Simeon did not like to have people come in large parties—this always smacked of scandal in the not distant future; moreover, he despised students in general for their speech, but little comprehensible to him, for their propensity towards frivolous jokes, for their godlessness, and chiefly because they were in constant revolt against officialdom and order. It was not in vain that on the day when on the Bessarabian Square the cossacks, meat-sellers, flour dealers and fish mongers were massacring the students, Simeon having scarce found it out had jumped into a fine carriage passing by, and, standing just like a chief of police in the victoria, tore off to the scene of the fray in order to take part in it. He esteemed people who were sedate, stout and elderly, who came singly, in secret, peeped in cautiously from the ante-room into the drawing room, fearing to meet with acquaintances, and very soon and with great haste went away, tipping him generously. Such he always styled “Your Excellency.”
And so, while taking the light grey overcoat off Yarchenko, he sombrely and with much significance snarled back in answer to Lichonin’s banter:
“I am no citizen here, but the bouncer.”
“Upon which I have the honour to congratulate you,” answered Lichonin with a polite bow.

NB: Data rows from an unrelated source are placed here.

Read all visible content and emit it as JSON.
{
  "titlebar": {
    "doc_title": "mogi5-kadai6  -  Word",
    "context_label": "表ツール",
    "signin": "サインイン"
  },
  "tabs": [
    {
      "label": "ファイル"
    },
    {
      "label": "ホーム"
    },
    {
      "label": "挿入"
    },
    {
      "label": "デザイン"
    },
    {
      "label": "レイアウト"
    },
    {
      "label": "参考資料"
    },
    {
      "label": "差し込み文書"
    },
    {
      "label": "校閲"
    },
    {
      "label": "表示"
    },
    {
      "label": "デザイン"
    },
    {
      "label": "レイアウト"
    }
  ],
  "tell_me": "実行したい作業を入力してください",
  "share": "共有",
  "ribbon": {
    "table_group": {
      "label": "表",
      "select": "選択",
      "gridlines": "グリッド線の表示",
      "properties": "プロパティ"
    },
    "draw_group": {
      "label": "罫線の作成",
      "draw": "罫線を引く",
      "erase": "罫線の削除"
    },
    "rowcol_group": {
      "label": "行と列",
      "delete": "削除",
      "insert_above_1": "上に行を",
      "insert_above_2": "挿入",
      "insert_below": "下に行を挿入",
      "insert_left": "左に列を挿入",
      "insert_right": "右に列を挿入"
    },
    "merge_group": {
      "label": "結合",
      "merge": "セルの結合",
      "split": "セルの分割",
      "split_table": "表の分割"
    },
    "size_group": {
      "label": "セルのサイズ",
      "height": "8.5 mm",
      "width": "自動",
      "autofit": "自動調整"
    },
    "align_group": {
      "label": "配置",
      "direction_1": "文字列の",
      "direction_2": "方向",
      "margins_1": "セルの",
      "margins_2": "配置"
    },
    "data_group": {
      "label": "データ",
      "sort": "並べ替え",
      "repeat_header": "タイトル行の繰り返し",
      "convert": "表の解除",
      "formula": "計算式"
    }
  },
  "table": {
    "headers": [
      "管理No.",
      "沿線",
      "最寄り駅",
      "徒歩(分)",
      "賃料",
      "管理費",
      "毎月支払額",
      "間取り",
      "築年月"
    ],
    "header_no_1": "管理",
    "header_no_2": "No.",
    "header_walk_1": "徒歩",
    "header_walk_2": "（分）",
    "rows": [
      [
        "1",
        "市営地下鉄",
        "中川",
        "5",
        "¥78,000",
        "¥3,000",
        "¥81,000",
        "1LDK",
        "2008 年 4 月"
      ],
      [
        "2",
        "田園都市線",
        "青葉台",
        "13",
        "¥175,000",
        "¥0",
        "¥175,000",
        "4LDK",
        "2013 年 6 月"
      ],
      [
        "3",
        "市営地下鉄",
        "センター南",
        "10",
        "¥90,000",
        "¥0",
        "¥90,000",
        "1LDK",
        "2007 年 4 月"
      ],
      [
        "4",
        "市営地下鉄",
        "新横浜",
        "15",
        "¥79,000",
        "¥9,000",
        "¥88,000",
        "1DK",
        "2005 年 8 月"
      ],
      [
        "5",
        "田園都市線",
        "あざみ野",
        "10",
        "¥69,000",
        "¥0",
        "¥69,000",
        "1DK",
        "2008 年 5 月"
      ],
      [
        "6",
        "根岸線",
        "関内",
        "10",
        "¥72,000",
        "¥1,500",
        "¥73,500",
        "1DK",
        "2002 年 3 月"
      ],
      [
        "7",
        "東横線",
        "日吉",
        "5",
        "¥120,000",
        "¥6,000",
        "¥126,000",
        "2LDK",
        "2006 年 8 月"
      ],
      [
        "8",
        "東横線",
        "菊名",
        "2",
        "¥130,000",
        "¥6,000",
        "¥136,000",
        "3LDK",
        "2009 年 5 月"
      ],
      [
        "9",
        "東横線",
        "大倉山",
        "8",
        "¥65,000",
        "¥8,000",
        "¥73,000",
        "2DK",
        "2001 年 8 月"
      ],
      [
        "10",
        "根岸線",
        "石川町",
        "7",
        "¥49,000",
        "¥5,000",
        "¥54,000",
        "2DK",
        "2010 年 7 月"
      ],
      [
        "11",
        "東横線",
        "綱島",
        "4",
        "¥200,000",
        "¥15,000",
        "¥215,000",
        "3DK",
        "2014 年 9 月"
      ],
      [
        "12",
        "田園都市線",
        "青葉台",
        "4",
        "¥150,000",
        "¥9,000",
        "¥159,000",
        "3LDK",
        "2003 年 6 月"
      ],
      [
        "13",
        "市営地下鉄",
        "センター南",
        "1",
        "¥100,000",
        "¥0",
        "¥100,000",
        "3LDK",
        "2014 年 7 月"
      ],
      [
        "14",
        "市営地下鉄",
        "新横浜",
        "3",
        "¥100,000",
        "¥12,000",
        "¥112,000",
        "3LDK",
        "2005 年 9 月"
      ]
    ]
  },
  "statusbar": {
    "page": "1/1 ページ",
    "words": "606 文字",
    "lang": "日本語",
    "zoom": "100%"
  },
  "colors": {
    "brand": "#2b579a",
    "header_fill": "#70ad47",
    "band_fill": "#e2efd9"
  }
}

There were many people in the drawing room. The clerks, having danced their fill, were sitting, red and wet, near their ladies, rapidly fanning themselves with their handkerchiefs; they smelt strongly of old goats’ wool. Mishka the Singer and his friend the Book-keeper, both bald, with soft, downy hairs around the denuded skulls, both with turbid, nacreous, intoxicated eyes, were sitting opposite each other, leaning with their elbows on a little marble table, and were constantly trying to start singing in unison with such quavering and galloping voices as though some one was very, very often striking them in the cervical vertebrae:
“They fe-e-e-l the tru-u-u-u-uth!”
while Emma Edwardovna and Zociya with all their might were exhorting them not to behave indecently. Roly-Poly was peacefully slumbering on a chair, his head hanging down, having laid one long leg over the other and grasped the sharp knee with his clasped hands.